Posted on the 20 July 2015 by Juliez

The rainbow-tinted filter.

In the wake of the historic Supreme Court decision to universally legalize same-sex marriage, 26 million Facebook users demonstrated their support by superimposing a rainbow-tinted flag over their profile pictures.

On the one hand, this seemed like an inspiring indication of progress: It quickly, easily, and publicly allowed people to show their support for the SCOTUS decision as well as LGBTQ+ rights more broadly. It functioned both as a symbol of celebration and declaration of one’s stance on an important social issue. A profile picture isn’t a vote, a petition, or even an impassioned status, but it is a way for people who might not otherwise do anything to subtly state their opinion. Changing one’s picture could also inspire others to start a conversation, change their own photo or speak out.

But there’s a downside to this phenomenon, too.
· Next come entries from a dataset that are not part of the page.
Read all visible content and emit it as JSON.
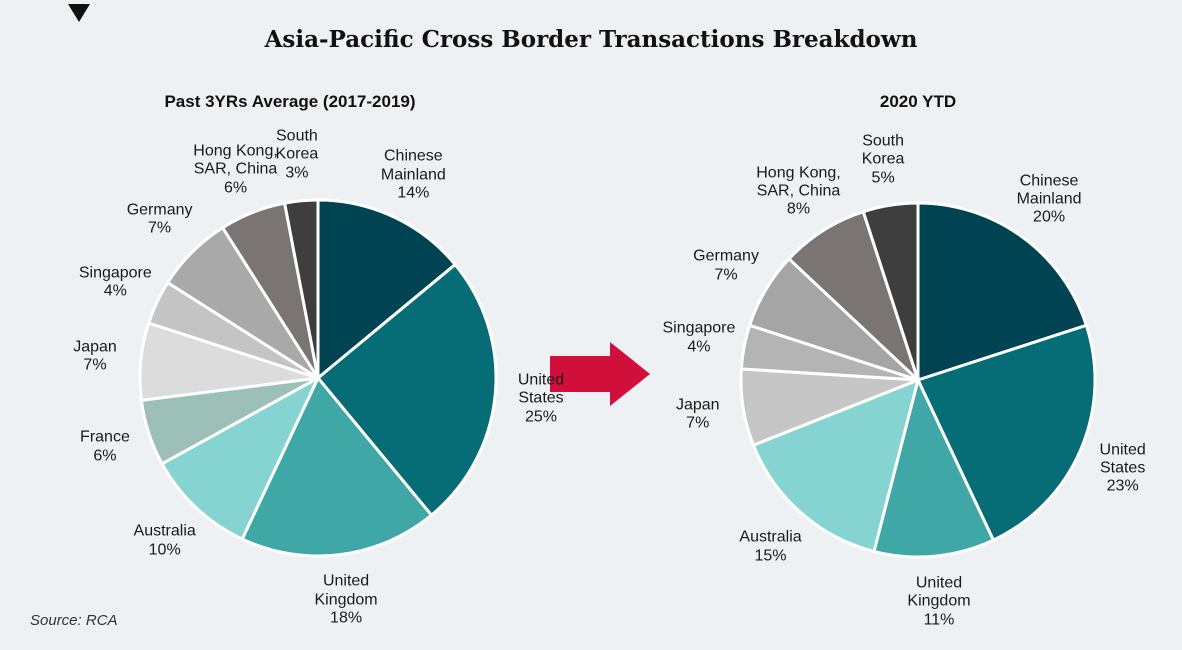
{
  "title": "Asia-Pacific Cross Border Transactions Breakdown",
  "source": "Source:  RCA",
  "chart_data": [
    {
      "type": "pie",
      "title": "Past 3YRs Average (2017-2019)",
      "categories": [
        "Chinese\nMainland",
        "United\nStates",
        "United\nKingdom",
        "Australia",
        "France",
        "Japan",
        "Singapore",
        "Germany",
        "Hong Kong,\nSAR, China",
        "South\nKorea"
      ],
      "values": [
        14,
        25,
        18,
        10,
        6,
        7,
        4,
        7,
        6,
        3
      ],
      "value_labels": [
        "14%",
        "25%",
        "18%",
        "10%",
        "6%",
        "7%",
        "4%",
        "7%",
        "6%",
        "3%"
      ],
      "colors": [
        "#004454",
        "#066c76",
        "#3fa8a6",
        "#86d4d2",
        "#9cc0b8",
        "#dcdcdc",
        "#c4c4c4",
        "#a9a9a9",
        "#7a7472",
        "#3e3e3e"
      ]
    },
    {
      "type": "pie",
      "title": "2020 YTD",
      "categories": [
        "Chinese\nMainland",
        "United\nStates",
        "United\nKingdom",
        "Australia",
        "Japan",
        "Singapore",
        "Germany",
        "Hong Kong,\nSAR, China",
        "South\nKorea"
      ],
      "values": [
        20,
        23,
        11,
        15,
        7,
        4,
        7,
        8,
        5
      ],
      "value_labels": [
        "20%",
        "23%",
        "11%",
        "15%",
        "7%",
        "4%",
        "7%",
        "8%",
        "5%"
      ],
      "colors": [
        "#004454",
        "#066c76",
        "#3fa8a6",
        "#86d4d2",
        "#c6c6c6",
        "#b4b4b4",
        "#a5a5a5",
        "#7a7472",
        "#3e3e3e"
      ]
    }
  ]
}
It seems we live in an era of commodified “activism.” Acts that were once radical have become frivolous celebrations: Pride parades, for example, have become must-attend parties for hip, straight teens — and an opportunity for great Instagram photos and Snapchat stories — rather than an attempt to create positive visibility for a marginalized community. In this context, rainbow tinted profile pictures seem to be less of a sincere attempt to support the LGBTQ+ community than they are a personal reflection of one’s own identity. “Look at how progressive I am!” they scream.

While it is, of course, the goal of LGBTQ+ activists to generate widespread support for marginalized groups, we have to acknowledge that there is a difference between supporting a group and co-opting their activism for the sake of seeming cool and progressive. In some (privileged) groups, activist and “ally” have become coveted social titles which, at best, make one seem compassionate and hip, and, at worst, function to justify or excuse racist/sexist/homophobic/transphobic/etc behavior. The rainbow picture phenomenon seems to perfectly demonstrate at least the former point: Changing your profile picture to quickly show one’s friends how cool and progressive and trendy you are counter-productively redirects attention towards you and away from the actual issues.

Ultimately, we must resist allyship that centers more on allies than it does the issues and systems of oppression the marginalized groups they supposedly support face. Doing so effectively allows this oppression to continue under the guise of progress.

So what’s the solution? Pair your rainbow filtered profile picture with sharing an article about how people can still be fired for being gay in many states. Be very vocal about your opinions, but then use your position of privilege to amplify and support LGBTQ+ voices. Care because equality is necessary and correct, not because it’s cool.